Since the early 2000s, the battle between spammers and providers of antispam systems has resulted in a radical growth in the volume of “noise” on the internet. In response to the costs of the massive volumes of spam on email systems, and increasingly in mobile messaging, internet service providers (ISPs) and large organizations have adopted two general classes of antispam technologies. Fingerprinting mechanisms rely on the mass characteristic of spam and employ a centralized architecture to identify spam. Bayesian (statistical) filters in contrast simply detect patterns of desirable (ham) or undesirable (spam) communications based on the preferences of end users, while using artificial intelligence (AI) techniques to automate the rest of the filtering process.

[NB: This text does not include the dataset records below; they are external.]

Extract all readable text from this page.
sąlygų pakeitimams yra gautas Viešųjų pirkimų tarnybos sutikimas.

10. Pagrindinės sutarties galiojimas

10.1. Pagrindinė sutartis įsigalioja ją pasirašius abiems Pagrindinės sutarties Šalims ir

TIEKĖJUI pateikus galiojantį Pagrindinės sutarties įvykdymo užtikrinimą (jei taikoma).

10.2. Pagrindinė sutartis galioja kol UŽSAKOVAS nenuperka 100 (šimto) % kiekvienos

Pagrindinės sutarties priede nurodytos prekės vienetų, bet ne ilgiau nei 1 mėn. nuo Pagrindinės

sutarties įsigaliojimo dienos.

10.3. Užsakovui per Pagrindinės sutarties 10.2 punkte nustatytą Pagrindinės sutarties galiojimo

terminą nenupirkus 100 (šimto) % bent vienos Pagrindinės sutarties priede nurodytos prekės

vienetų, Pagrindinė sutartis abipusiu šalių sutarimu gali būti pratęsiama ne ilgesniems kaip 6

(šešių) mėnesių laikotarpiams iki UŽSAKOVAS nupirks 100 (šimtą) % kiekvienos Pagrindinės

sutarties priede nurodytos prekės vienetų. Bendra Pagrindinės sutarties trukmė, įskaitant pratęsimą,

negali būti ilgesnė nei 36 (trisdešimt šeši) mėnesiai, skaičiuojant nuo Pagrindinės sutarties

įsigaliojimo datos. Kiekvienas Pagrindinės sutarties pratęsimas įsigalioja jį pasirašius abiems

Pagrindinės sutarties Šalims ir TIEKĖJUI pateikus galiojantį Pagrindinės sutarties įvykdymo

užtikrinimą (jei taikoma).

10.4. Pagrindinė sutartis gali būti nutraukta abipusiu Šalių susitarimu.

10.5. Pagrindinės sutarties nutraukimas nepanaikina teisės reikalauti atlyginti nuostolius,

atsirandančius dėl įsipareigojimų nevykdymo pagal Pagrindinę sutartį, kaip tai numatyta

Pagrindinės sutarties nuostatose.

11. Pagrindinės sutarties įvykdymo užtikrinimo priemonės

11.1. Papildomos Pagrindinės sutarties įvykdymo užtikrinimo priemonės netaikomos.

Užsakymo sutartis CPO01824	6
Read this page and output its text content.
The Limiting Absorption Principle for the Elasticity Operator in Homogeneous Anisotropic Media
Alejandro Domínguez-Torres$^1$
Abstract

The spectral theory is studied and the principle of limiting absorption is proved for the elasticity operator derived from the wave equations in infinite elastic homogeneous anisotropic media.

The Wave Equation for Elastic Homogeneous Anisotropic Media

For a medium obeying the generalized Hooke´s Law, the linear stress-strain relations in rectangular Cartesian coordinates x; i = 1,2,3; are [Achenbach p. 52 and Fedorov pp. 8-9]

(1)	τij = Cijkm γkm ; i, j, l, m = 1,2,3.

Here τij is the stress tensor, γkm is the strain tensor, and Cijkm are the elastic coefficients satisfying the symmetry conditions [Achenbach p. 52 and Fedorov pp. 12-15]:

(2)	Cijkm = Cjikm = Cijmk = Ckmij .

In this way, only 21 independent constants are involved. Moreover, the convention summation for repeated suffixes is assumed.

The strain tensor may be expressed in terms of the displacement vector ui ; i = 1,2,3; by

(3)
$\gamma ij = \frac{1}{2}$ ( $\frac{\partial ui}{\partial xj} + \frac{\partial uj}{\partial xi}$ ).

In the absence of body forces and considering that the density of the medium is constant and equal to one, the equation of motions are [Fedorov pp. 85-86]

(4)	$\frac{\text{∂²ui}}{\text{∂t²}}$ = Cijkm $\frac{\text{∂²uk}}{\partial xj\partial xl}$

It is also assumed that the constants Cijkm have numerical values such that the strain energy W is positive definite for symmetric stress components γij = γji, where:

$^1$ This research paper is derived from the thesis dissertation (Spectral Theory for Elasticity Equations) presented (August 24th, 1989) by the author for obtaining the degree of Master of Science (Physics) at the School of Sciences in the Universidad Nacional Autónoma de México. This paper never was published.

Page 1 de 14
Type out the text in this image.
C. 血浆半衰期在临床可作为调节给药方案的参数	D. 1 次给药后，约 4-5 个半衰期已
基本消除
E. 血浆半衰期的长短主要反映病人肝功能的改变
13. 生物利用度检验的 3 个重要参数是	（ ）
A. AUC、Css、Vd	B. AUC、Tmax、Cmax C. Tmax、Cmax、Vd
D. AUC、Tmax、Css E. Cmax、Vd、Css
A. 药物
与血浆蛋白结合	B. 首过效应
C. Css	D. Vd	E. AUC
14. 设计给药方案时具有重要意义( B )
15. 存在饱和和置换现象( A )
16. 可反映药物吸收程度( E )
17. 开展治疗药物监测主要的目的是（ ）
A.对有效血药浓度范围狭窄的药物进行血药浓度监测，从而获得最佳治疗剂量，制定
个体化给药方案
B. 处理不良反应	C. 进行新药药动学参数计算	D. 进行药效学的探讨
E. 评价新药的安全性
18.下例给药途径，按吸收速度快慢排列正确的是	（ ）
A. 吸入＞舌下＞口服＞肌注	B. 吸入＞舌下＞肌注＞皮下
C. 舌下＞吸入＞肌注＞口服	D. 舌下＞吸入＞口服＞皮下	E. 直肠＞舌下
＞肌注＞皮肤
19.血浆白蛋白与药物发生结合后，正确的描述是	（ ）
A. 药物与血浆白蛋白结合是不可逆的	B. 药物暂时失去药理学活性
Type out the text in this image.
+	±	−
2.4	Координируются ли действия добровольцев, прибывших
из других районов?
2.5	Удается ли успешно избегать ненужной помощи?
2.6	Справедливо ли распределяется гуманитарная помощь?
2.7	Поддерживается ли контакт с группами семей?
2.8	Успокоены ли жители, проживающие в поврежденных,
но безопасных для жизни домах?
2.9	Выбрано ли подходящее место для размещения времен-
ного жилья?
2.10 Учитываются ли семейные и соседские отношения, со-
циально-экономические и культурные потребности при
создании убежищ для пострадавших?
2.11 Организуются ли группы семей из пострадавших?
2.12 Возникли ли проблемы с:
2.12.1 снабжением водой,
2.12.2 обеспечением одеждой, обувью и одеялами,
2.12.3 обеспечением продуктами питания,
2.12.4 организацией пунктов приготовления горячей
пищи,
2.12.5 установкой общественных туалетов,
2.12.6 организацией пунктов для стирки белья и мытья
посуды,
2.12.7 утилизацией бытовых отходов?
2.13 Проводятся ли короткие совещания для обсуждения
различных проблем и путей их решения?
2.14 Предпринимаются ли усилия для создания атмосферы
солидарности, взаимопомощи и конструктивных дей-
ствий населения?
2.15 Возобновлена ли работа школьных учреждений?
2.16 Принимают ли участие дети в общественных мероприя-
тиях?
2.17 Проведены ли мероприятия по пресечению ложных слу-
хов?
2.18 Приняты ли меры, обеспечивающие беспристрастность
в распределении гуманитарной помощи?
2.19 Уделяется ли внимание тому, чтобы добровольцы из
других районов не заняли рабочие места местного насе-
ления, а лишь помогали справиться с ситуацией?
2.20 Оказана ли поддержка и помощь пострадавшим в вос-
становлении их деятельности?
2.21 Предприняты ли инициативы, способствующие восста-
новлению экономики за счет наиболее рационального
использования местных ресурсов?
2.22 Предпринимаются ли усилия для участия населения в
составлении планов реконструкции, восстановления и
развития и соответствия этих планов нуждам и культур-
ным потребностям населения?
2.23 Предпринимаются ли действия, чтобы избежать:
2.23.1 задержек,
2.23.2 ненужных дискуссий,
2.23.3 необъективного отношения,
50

This paper reviews performance and other criteria of leading open source and commercial applications relevant for network administrators and managers when evaluating their choices between the two general classes of technologies. Specifically, the analysis compares the features of three leading fingerprint systems (eXpurgate®, commtouch®, and Mailshell) with two filters that employ the Bayesian methods (SpamAssassin and COMDOM® Antispam). The analysis suggests that the optimized Bayesian filtering in COMDOM® Antispam and its Tachyon Core® scanning engine achieve a throughput level at least five times faster than the leading fingerprint bundles, while maintaining the high accuracy rates expected in content filters. Consequently, COMDOM® Antispam significantly lowers the infrastructure costs associated with spam relative to some of the most efficient of commercial fingerprint systems, and the numerous commercial front end security software and appliances based on earlier Bayesian filters by:

  • A. Reducing expenditures on hardware, software, and administration of mail server in the short to medium term, and
  • B. Construction of a decentralized system of antispam protection more robust to smart spam and BGP spectrum agility techniques by spammers in the longer term.

All data used in the assessment are compiled from publicly available information. Hence, the results can be independently verified and employed in internal technology decisions by ISPs, in OEM integration, and by organizations that must process large volumes of spam that persist on the internet.